The story goes a number of different ways. In one version, an inebriated Collins watches from afar as another man watches someone drown. In another, he’s in a boat with another person during a downpour when it capsizes, and though he swims ashore — while a random onlooker watches without offering help — his companion ends up succumbing to the current. There’s another where Collins takes revenge on a man who raped his wife, though that seems to be the result of a particularly bad telephone-game connection.
The sad story of Sparklehorse’s Mark Linkous highlights the dangers of lionizing an artist’s suffering.
Death only helped validate the importance of this ‘real’ art, and hold such [figures] up — no, not in life, when they needed all of the support, love, and care we could offer — but in death, as a martyred simulacrum of wasted talent and untapped potential.
David French considers how online outrage is leading us astray.
Our public discourse is trapped in an outrage cycle. We look for tweets and comments that appear to confirm our worst fears about our opponents, and when we find an outrageous comment, we retweet it, quote it, and repeat it as “proof” that our fears were true. Here is the person who “said the quiet part out loud” or turned “subtext into text.” He’s “the left.” She’s “the right,” and with each salvo in the endless war we retreat farther and farther from the perspective we truly need.
To help celebrate International Women’s Day, my friend Seth compiled a list of 75 noteworthy comics creators who are women. Some of the creators include Ann Nocenti (Daredevil), Fumi Yoshinaga (Ooku), Hisae Iwaoka (Saturn Apartments), and Kaoru Mori (A Bride’s Story, Emma).

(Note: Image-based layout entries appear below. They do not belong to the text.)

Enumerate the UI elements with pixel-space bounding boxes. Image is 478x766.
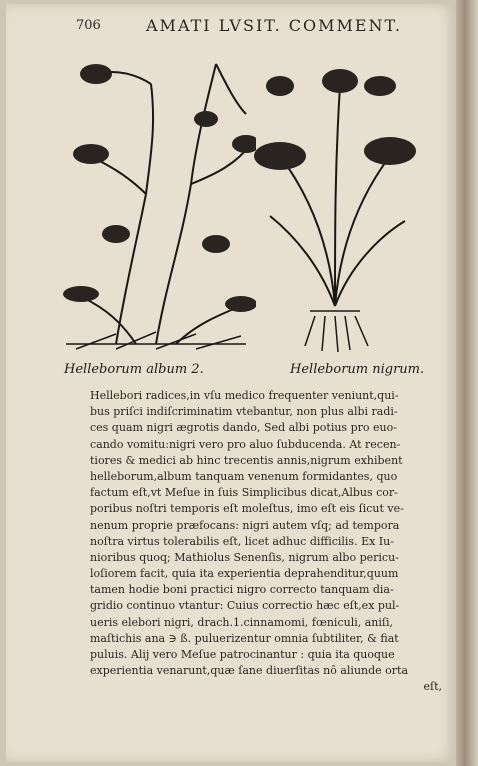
woodcut-helleborum-nigrum	[250, 46, 420, 356]
catchword: eſt,	[423, 680, 442, 694]
text-line: factum eſt,vt Meſue in ſuis Simplicibus dicat,Albus cor-	[90, 486, 398, 500]
woodcut-helleborum-album	[56, 44, 256, 356]
text-line: nenum proprie præfocans: nigri autem vſq; ad tempora	[90, 518, 400, 532]
text-line: ueris elebori nigri, drach.1.cinnamomi, fœniculi, aniſi,	[90, 615, 393, 629]
page-number: 706	[76, 18, 101, 33]
text-line: helleborum,album tanquam venenum formidantes, quo	[90, 469, 398, 483]
running-title: AMATI LVSIT. COMMENT.	[146, 16, 402, 35]
text-line: noſtra virtus tolerabilis eſt, licet adhuc difficilis. Ex Iu-	[90, 534, 394, 548]
body-text	[90, 388, 442, 696]
text-line: bus priſci indiſcriminatim vtebantur, non plus albi radi-	[90, 405, 398, 419]
text-line: cando vomitu:nigri vero pro aluo ſubducenda. At recen-	[90, 437, 401, 451]
text-line: nioribus quoq; Mathiolus Senenſis, nigrum albo pericu-	[90, 550, 399, 564]
book-gutter	[456, 0, 478, 766]
caption-helleborum-album: Helleborum album 2.	[64, 362, 204, 377]
text-line: tamen hodie boni practici nigro correcto tanquam dia-	[90, 583, 394, 597]
text-line: puluis. Alij vero Meſue patrocinantur : quia ita quoque	[90, 648, 395, 661]
text-line: tiores & medici ab hinc trecentis annis,nigrum exhibent	[90, 453, 403, 467]
text-line: loſiorem facit, quia ita experientia deprahenditur,quum	[90, 567, 399, 581]
text-line: poribus noſtri temporis eſt moleſtus, imo eſt eis ſicut ve-	[90, 502, 404, 516]
text-line: experientia venarunt,quæ ſane diuerſitas nō aliunde orta	[90, 664, 409, 678]
caption-helleborum-nigrum: Helleborum nigrum.	[290, 362, 425, 377]
text-line: maſtichis ana ∋ ß. puluerizentur omnia ſubtiliter, & fiat	[90, 631, 399, 645]
text-line: Hellebori radices,in vſu medico frequenter veniunt,qui-	[90, 389, 399, 402]
text-line: ces quam nigri ægrotis dando, Sed albi potius pro euo-	[90, 421, 397, 435]
page-header	[76, 18, 436, 40]
text-line: gridio continuo vtantur: Cuius correctio hæc eſt,ex pul-	[90, 599, 400, 613]
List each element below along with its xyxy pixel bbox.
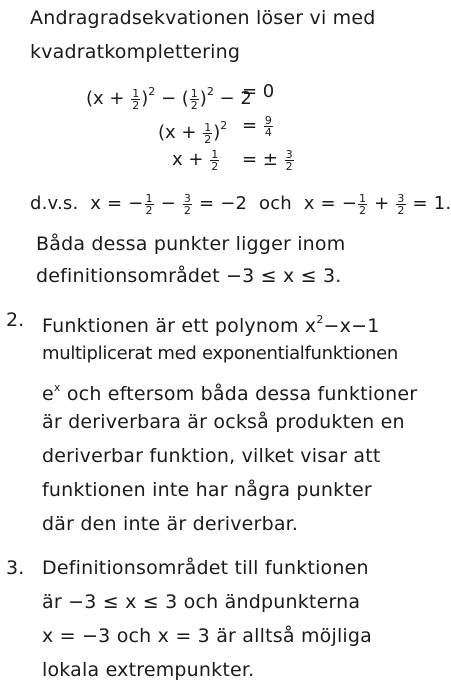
equation-3-lhs: x + $\frac{1}{2}$ xyxy=(172,147,219,173)
item-3-line-2: är −3 ≤ x ≤ 3 och ändpunkterna xyxy=(42,591,361,613)
eq1-exponent: 2 xyxy=(148,85,156,98)
intro-line-2: kvadratkomplettering xyxy=(30,41,241,63)
fraction-half: $\frac{1}{2}$ xyxy=(359,191,367,217)
fraction-half: $\frac{1}{2}$ xyxy=(204,120,212,146)
e-exponent: x xyxy=(53,381,61,394)
och-word: och xyxy=(259,193,292,214)
fraction-half: $\frac{1}{2}$ xyxy=(190,86,198,112)
equation-1-lhs xyxy=(86,80,252,111)
equation-1-rhs: = 0 xyxy=(242,81,275,102)
equation-2-lhs xyxy=(158,114,227,145)
item-2-line-6: funktionen inte har några punkter xyxy=(42,479,372,501)
item-3-line-1: Definitionsområdet till funktionen xyxy=(42,557,369,579)
item-2-line-2: multiplicerat med exponentialfunktionen xyxy=(42,343,399,364)
eq1-minus-two: − 2 xyxy=(213,88,252,109)
dvs-label: d.v.s. xyxy=(30,193,79,214)
fraction-three-halves: $\frac{3}{2}$ xyxy=(183,191,192,217)
item-2-line-5: deriverbar funktion, vilket visar att xyxy=(42,445,381,467)
fraction-half: $\frac{1}{2}$ xyxy=(211,147,219,173)
item-3-number: 3. xyxy=(6,557,25,579)
fraction-half: $\frac{1}{2}$ xyxy=(132,86,140,112)
item-2-number: 2. xyxy=(6,309,25,331)
item-3-line-3: x = −3 och x = 3 är alltså möjliga xyxy=(42,625,373,647)
item-2-line-1: Funktionen är ett polynom $x^2-x-1$ xyxy=(42,313,380,337)
eq1-close: ) xyxy=(141,88,149,109)
fraction-half: $\frac{1}{2}$ xyxy=(145,191,153,217)
conclusion-line-2: definitionsområdet −3 ≤ x ≤ 3. xyxy=(36,265,342,287)
item-3-line-4: lokala extrempunkter. xyxy=(42,659,255,681)
fraction-nine-fourths: $\frac{9}{4}$ xyxy=(264,113,272,139)
fraction-three-halves: $\frac{3}{2}$ xyxy=(285,147,293,173)
eq2-exponent: 2 xyxy=(220,119,228,132)
conclusion-line-1: Båda dessa punkter ligger inom xyxy=(36,233,346,255)
solutions-line: d.v.s. x = − $\frac{1}{2}$ − $\frac{3}{2}$ = −2 och x = − $\frac{1}{2}$ + $\frac{3}{2}$ = 1. xyxy=(30,191,451,217)
eq1-minus-open: − ( xyxy=(155,88,189,109)
x-squared-exponent: 2 xyxy=(316,313,324,326)
eq1-exponent-2: 2 xyxy=(206,85,214,98)
intro-line-1: Andragradsekvationen löser vi med xyxy=(30,7,376,29)
equation-2-rhs: = $\frac{9}{4}$ xyxy=(242,113,272,139)
item-2-line-3: $e^x$ och eftersom båda dessa funktioner xyxy=(42,381,418,405)
eq1-open: (x + xyxy=(86,88,131,109)
eq1-close-2: ) xyxy=(199,88,207,109)
equation-3-rhs: = ± $\frac{3}{2}$ xyxy=(242,147,293,173)
item-2-line-7: där den inte är deriverbar. xyxy=(42,513,299,535)
eq2-close: ) xyxy=(213,122,221,143)
fraction-three-halves: $\frac{3}{2}$ xyxy=(397,191,405,217)
item-2-line-4: är deriverbara är också produkten en xyxy=(42,411,405,433)
eq2-open: (x + xyxy=(158,122,203,143)
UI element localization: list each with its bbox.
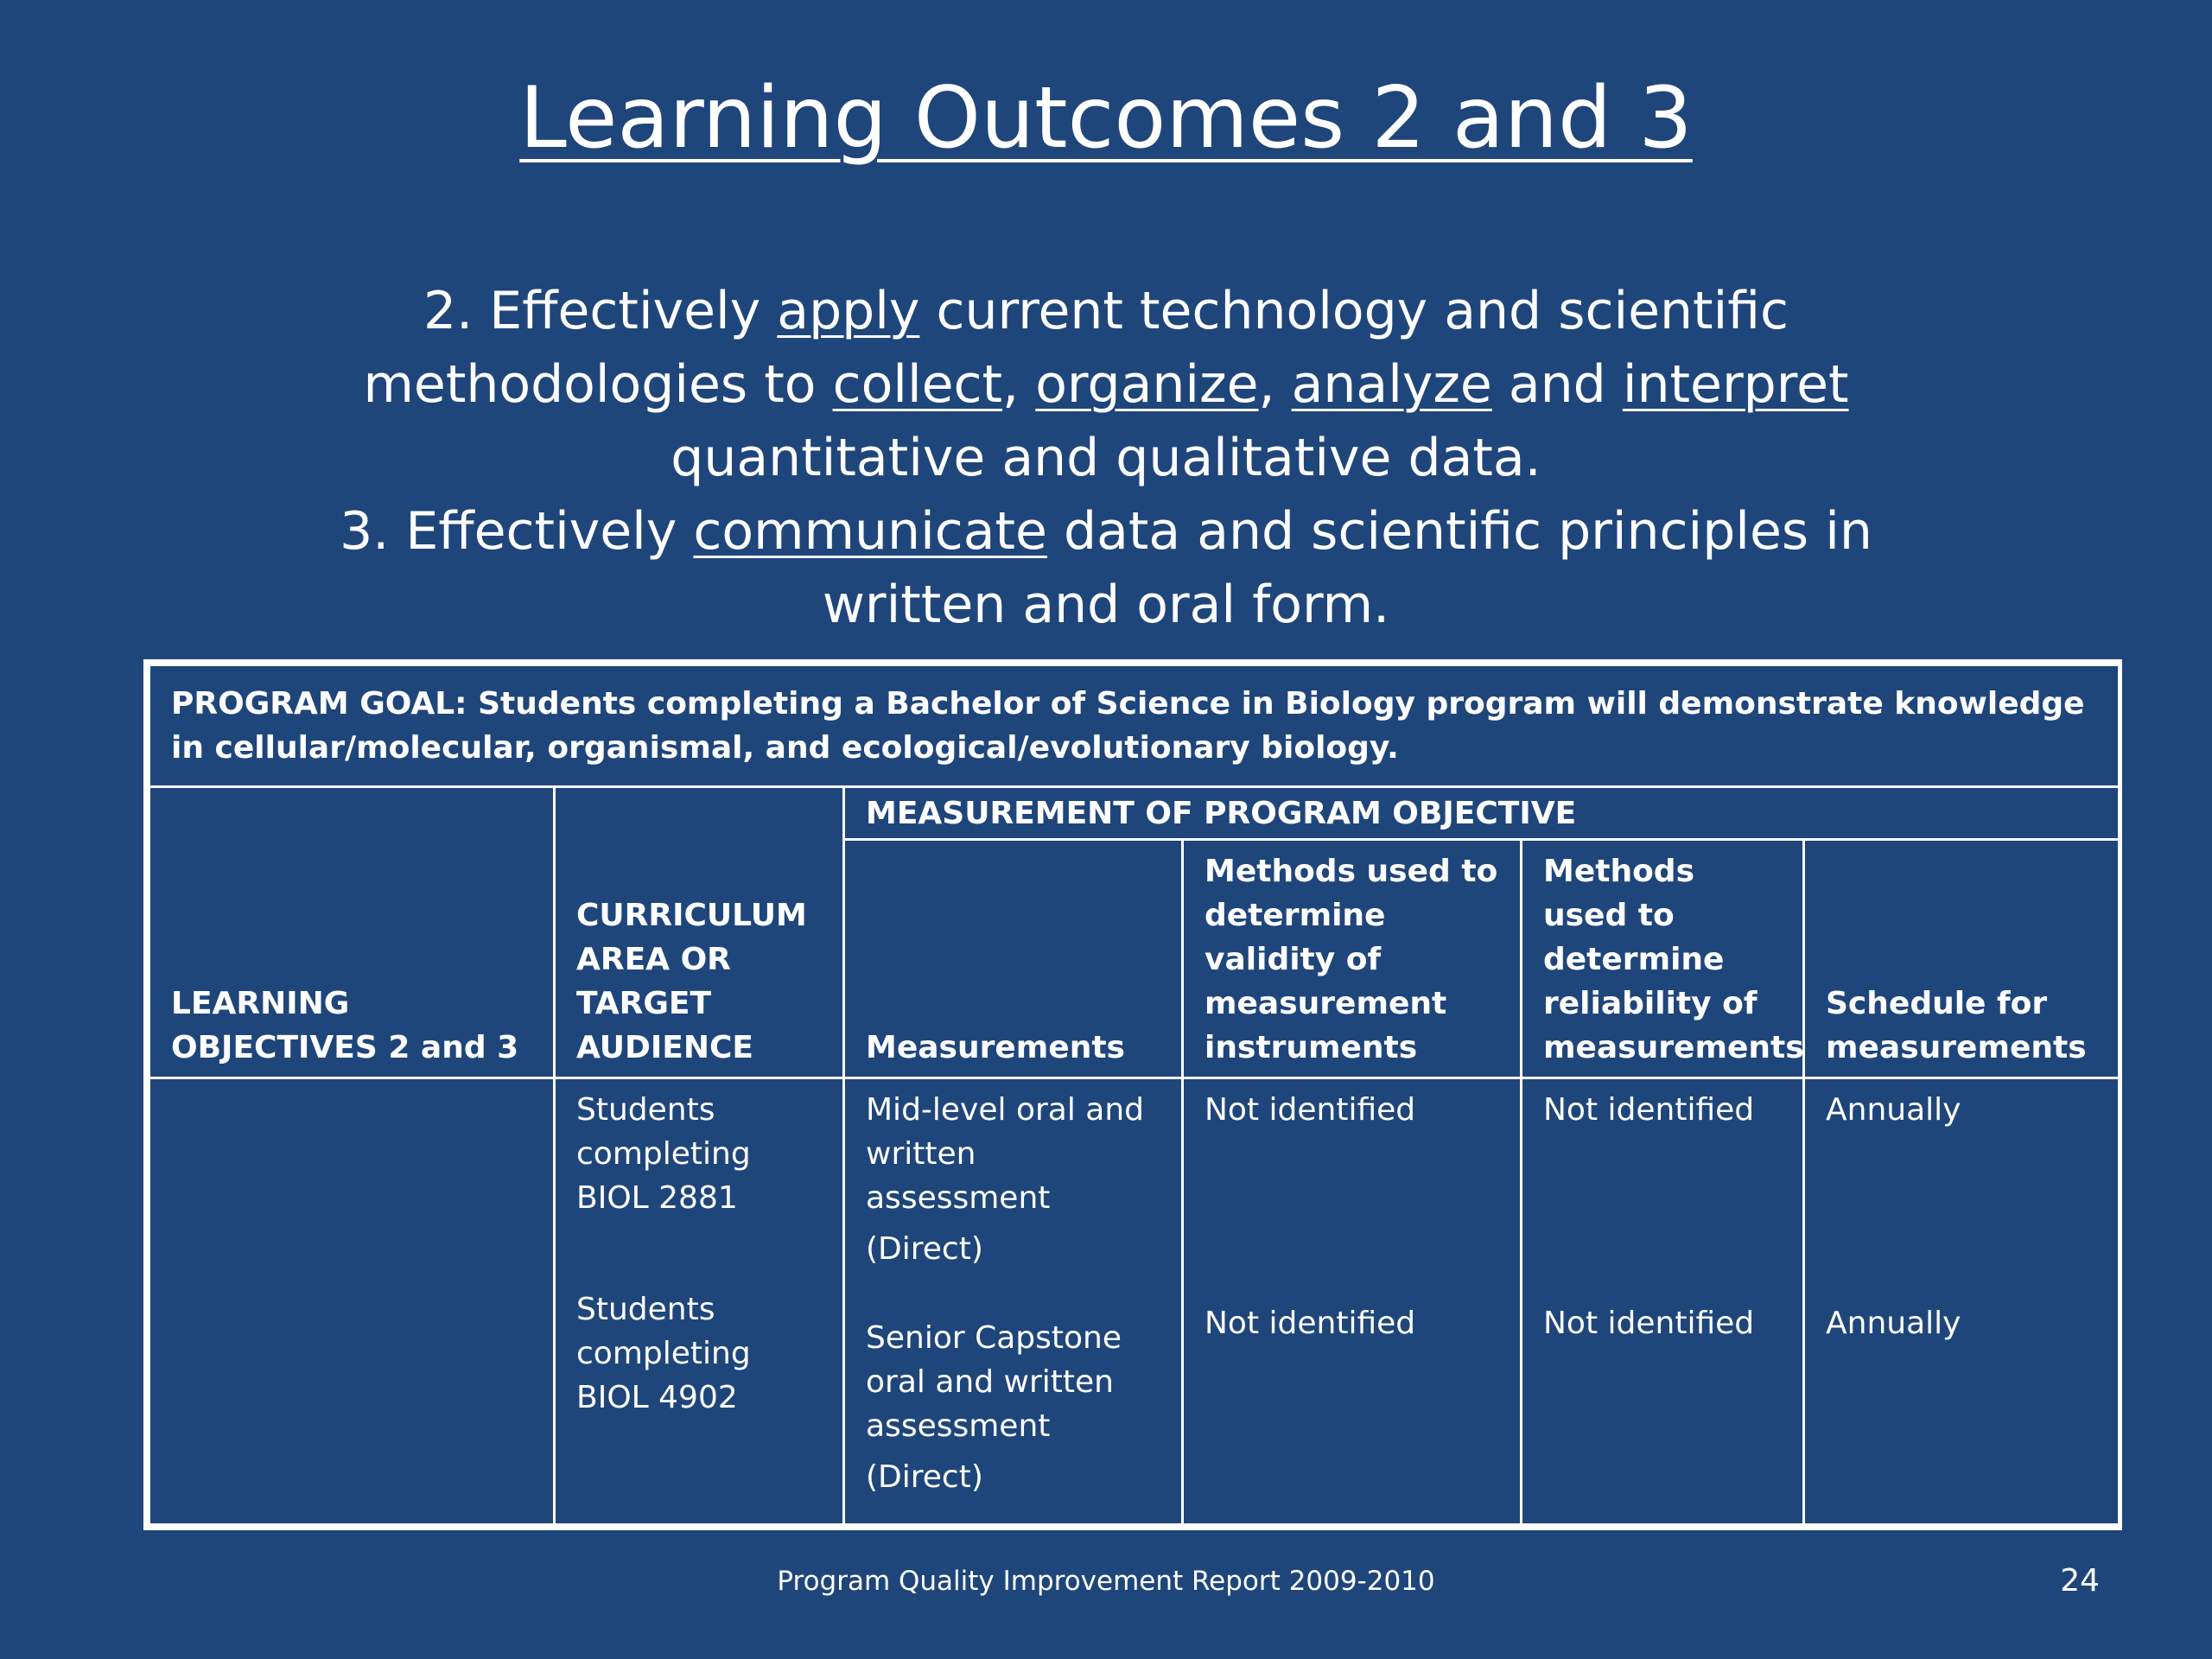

Earlier this month, I reviewed a true classic of alternative Christian music: Shaded Pain by Lifesavers Underground. While researching for my review, I found this in-depth interview from 2009 with Brian Doidge, who played guitar on Shaded Pain and many other L.S.U albums. Not only is it a fascinating look at the Christian music scene in the ‘80s and ‘90s, but Doidge opens up about his struggles with alcoholism. This is a must-read for fans of “Chrindie” music.